Juliano Roso – Essa incorporação se deu em congresso extraordinária. É um partido que tem afinidade ideológica com o PCdoB. O PPL é o antigo MR8 (Movimento Revolucionário 8 de outubro) que foi ampliado quando o grupo deixou de ser um movimento para ser um partido, há cerca de 10 anos. Nessa transição, eles atraíram outros setores que não eram originários do MR8. O PCdoB foi um dos partidos a não alcançar a cláusula de barreira por muito pouco, 0,06%. Nós fizemos 1,44% dos votos, quando tínhamos que ter feito 1,50%. A incorporação nos permite superar cláusula de barreira, nos permite ganhar um deputado federal, dezenas de deputados estaduais, centenas de vereadores, prefeitos e mais 5 mil militantes no Brasil. Nossa direção tinha 129 membros, passa a ter 170 com ingresso de 41 do PPL. São cientistas políticos, pesquisadores, militantes de longa trajetória. Partido deu salto de qualidade muito grande, por que compartilhamos as mesmas defesas como um programa nacional desenvolvimentista e a defesa do socialismo. Dos municípios gaúchos, em Santa Maria é onde o PPL sempre teve muita força. Em Passo Fundo, o PPL tinha como liderança o Pai Cesar de Oxalá, que, assim como os demais passa a integrar o PCdoB.
ON - Como você está enfrentando este desafio de comandar o partido no Estado, neste momento político do país?
Juliano – Primeiro, estamos saindo de uma derrota política e ideológica que determina repensar os rumos da esquerda no Brasil. O PCdoB defende a construção de uma ampla frente política que restabeleça a democracia. Dentro desta luta temos outros desdobramentos como a defesa da aposentaria do povo brasileiro, não entrega das nossas riquezas ao capital internacional, a defesa da soberania nacional, mais do que nunca necessária, pela subserviência do governo Bolsonaro aos interesses aos Estados Unidos. Defendemos a indústria nacional, o petróleo brasileiro e a retomada do emprego, e acima de tudo a democracia que está sendo ameaçada.
ON – Há alguma relação do atual momento com a história mais recente do país?

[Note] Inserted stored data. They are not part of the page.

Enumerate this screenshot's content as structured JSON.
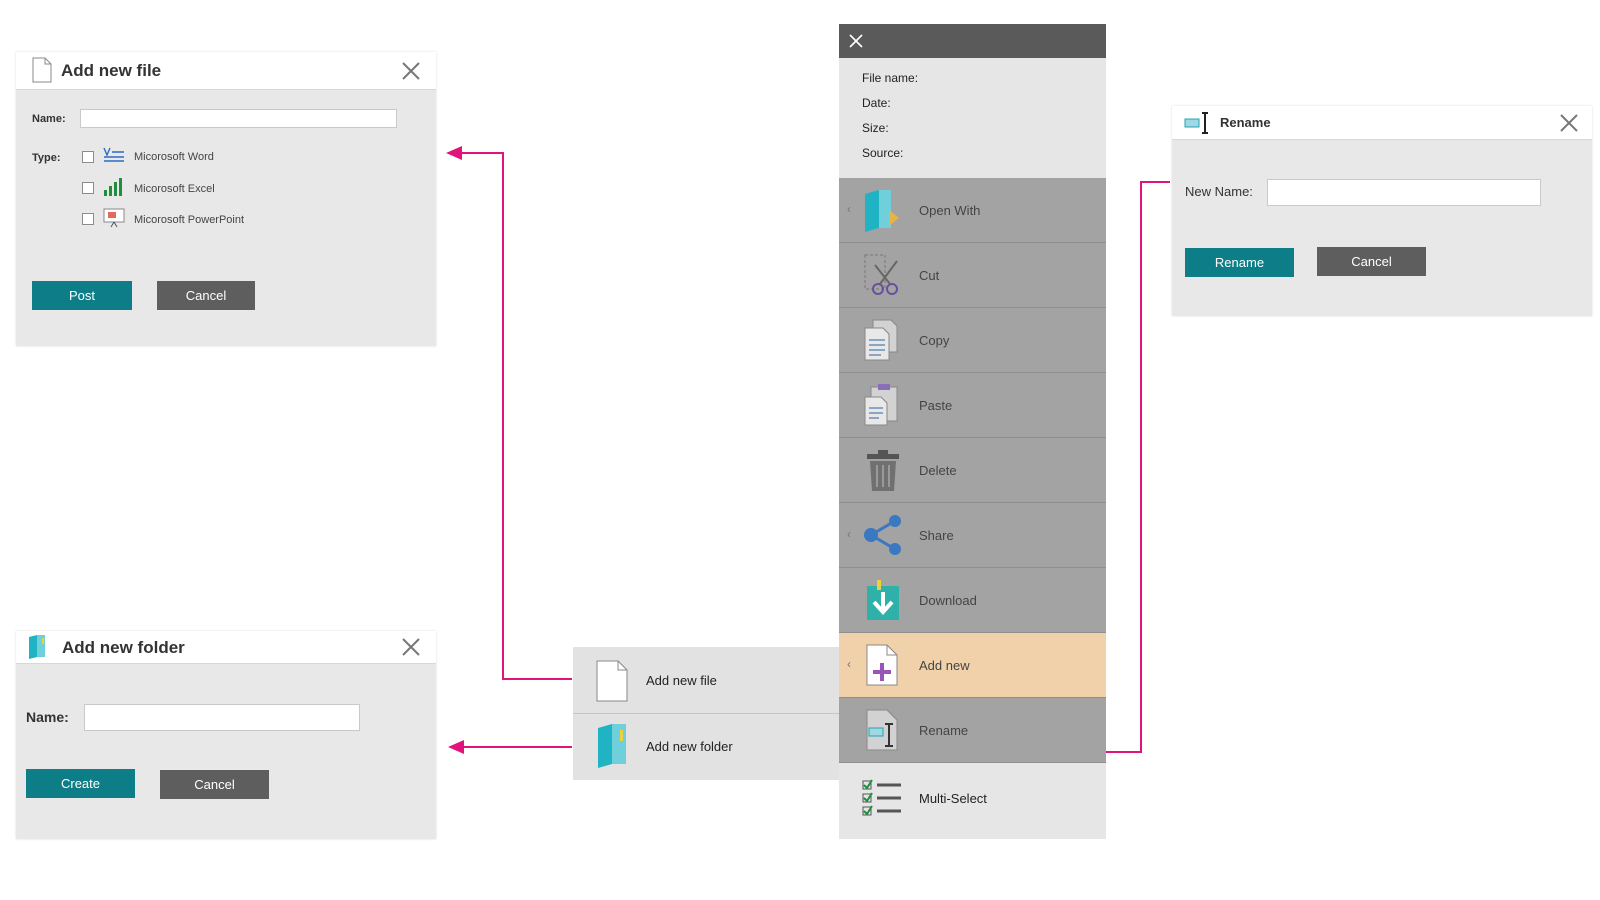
{
  "add_file_dialog": {
    "title": "Add new file",
    "name_label": "Name:",
    "name_value": "",
    "type_label": "Type:",
    "types": [
      {
        "label": "Micorosoft Word",
        "icon": "word-doc-icon",
        "checked": false
      },
      {
        "label": "Micorosoft Excel",
        "icon": "excel-chart-icon",
        "checked": false
      },
      {
        "label": "Micorosoft PowerPoint",
        "icon": "powerpoint-slide-icon",
        "checked": false
      }
    ],
    "post_label": "Post",
    "cancel_label": "Cancel"
  },
  "add_folder_dialog": {
    "title": "Add new folder",
    "name_label": "Name:",
    "name_value": "",
    "create_label": "Create",
    "cancel_label": "Cancel"
  },
  "rename_dialog": {
    "title": "Rename",
    "new_name_label": "New Name:",
    "new_name_value": "",
    "rename_label": "Rename",
    "cancel_label": "Cancel"
  },
  "panel": {
    "info": {
      "file_name": "File name:",
      "date": "Date:",
      "size": "Size:",
      "source": "Source:"
    },
    "items": [
      {
        "label": "Open With",
        "icon": "open-with-icon",
        "submenu": true
      },
      {
        "label": "Cut",
        "icon": "scissors-icon",
        "submenu": false
      },
      {
        "label": "Copy",
        "icon": "copy-icon",
        "submenu": false
      },
      {
        "label": "Paste",
        "icon": "paste-icon",
        "submenu": false
      },
      {
        "label": "Delete",
        "icon": "trash-icon",
        "submenu": false
      },
      {
        "label": "Share",
        "icon": "share-icon",
        "submenu": true
      },
      {
        "label": "Download",
        "icon": "download-icon",
        "submenu": false
      },
      {
        "label": "Add new",
        "icon": "add-new-icon",
        "submenu": true,
        "active": true
      },
      {
        "label": "Rename",
        "icon": "rename-icon",
        "submenu": false
      },
      {
        "label": "Multi-Select",
        "icon": "multi-select-icon",
        "submenu": false
      }
    ]
  },
  "submenu": {
    "items": [
      {
        "label": "Add new file",
        "icon": "file-icon"
      },
      {
        "label": "Add new folder",
        "icon": "folder-icon"
      }
    ]
  },
  "colors": {
    "accent": "#0d7e87",
    "connector": "#e0147a",
    "active_item": "#f1d1a9",
    "dark_button": "#5e5e5e"
  }
}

Juliano - O momento que vivemos hoje é muito parecido com o da década de 1960. A propagação da ideologia antiesquerda, a busca por modelos americanos para o Brasil, o combate à violência pelo aspecto armamentista, que não vai solucionar nada, são alguns elementos que mostram que estamos passando por situações semelhantes dos anos 60. Quando você tem um governo que incentiva as pessoas a se armarem e passa a mensagem e recados de violência, isso atinge a população, é inegável. Esse caso que aconteceu na escola pública em Suzano, SP, obviamente que a responsabilidade não é do presidente da República, mas quando o presidente passa mensagens ao lado de crianças, visita fábricas de armas e pousa com armas na mão, isso cria um imaginário de violência no coletivo brasileiro. Precisamos retomar uma cultura de paz no Brasil.
ON – Como os partidos e lideranças de esquerda podem enfrentar as campanhas que atribuem ao socialismo todas as mazelas da sociedade?

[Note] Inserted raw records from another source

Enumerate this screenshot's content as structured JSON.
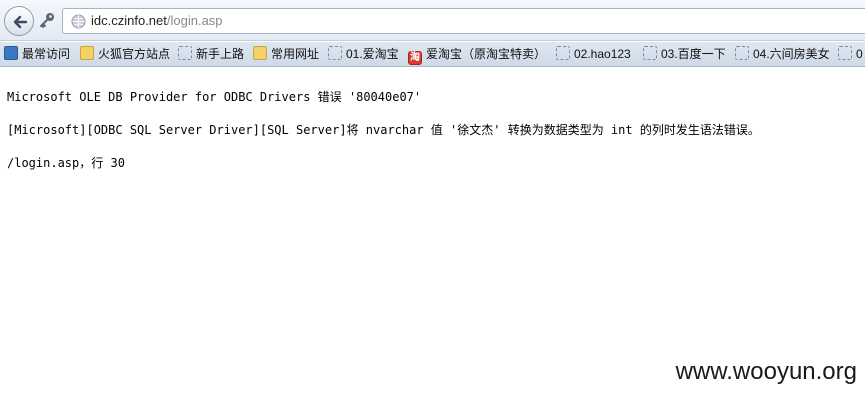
{
  "browser": {
    "url_host": "idc.czinfo.net",
    "url_path": "/login.asp"
  },
  "bookmarks": {
    "items": [
      {
        "label": "最常访问",
        "icon": "blue-bookmark-icon"
      },
      {
        "label": "火狐官方站点",
        "icon": "folder-icon"
      },
      {
        "label": "新手上路",
        "icon": "page-icon"
      },
      {
        "label": "常用网址",
        "icon": "folder-icon"
      },
      {
        "label": "01.爱淘宝",
        "icon": "page-icon"
      },
      {
        "label": "爱淘宝（原淘宝特卖）",
        "icon": "taobao-icon"
      },
      {
        "label": "02.hao123",
        "icon": "page-icon"
      },
      {
        "label": "03.百度一下",
        "icon": "page-icon"
      },
      {
        "label": "04.六间房美女",
        "icon": "page-icon"
      },
      {
        "label": "0",
        "icon": "page-icon"
      }
    ],
    "taobao_icon_char": "淘"
  },
  "content": {
    "line1": "Microsoft OLE DB Provider for ODBC Drivers 错误 '80040e07'",
    "line2": "[Microsoft][ODBC SQL Server Driver][SQL Server]将 nvarchar 值 '徐文杰' 转换为数据类型为 int 的列时发生语法错误。",
    "line3": "/login.asp，行 30"
  },
  "watermark": "www.wooyun.org"
}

Juliano - Não é uma novidade para nós. Nosso partido é combatido desde que surgiu em 1922. Vamos completar 97 anos no dia 25 de março. Nós enfrentamos isso na República Velha, com Getúlio Vargas, que inclusive decretou perseguição aos nossos militantes. Estivemos, nestes 97 anos, a maior parte na ilegalidade e clandestinidade. Então, a campanha não é uma novidade. A única forma de combater isso é mostrando para as pessoas os projetos e ações do partido que hoje, no Brasil, estão consolidados no estado do Maranhão, através do governador Flávio Dino de Castro e Costa, tratado nos bastidores como pré-candidato à Presidente da República. O governo do Maranhão é um dos melhores do Estado com o maior salário pago a professores, com investimentos sociais, em obras públicas e um projeto de desenvolvimento daquele estado que é o mesmo que queremos para o Brasil.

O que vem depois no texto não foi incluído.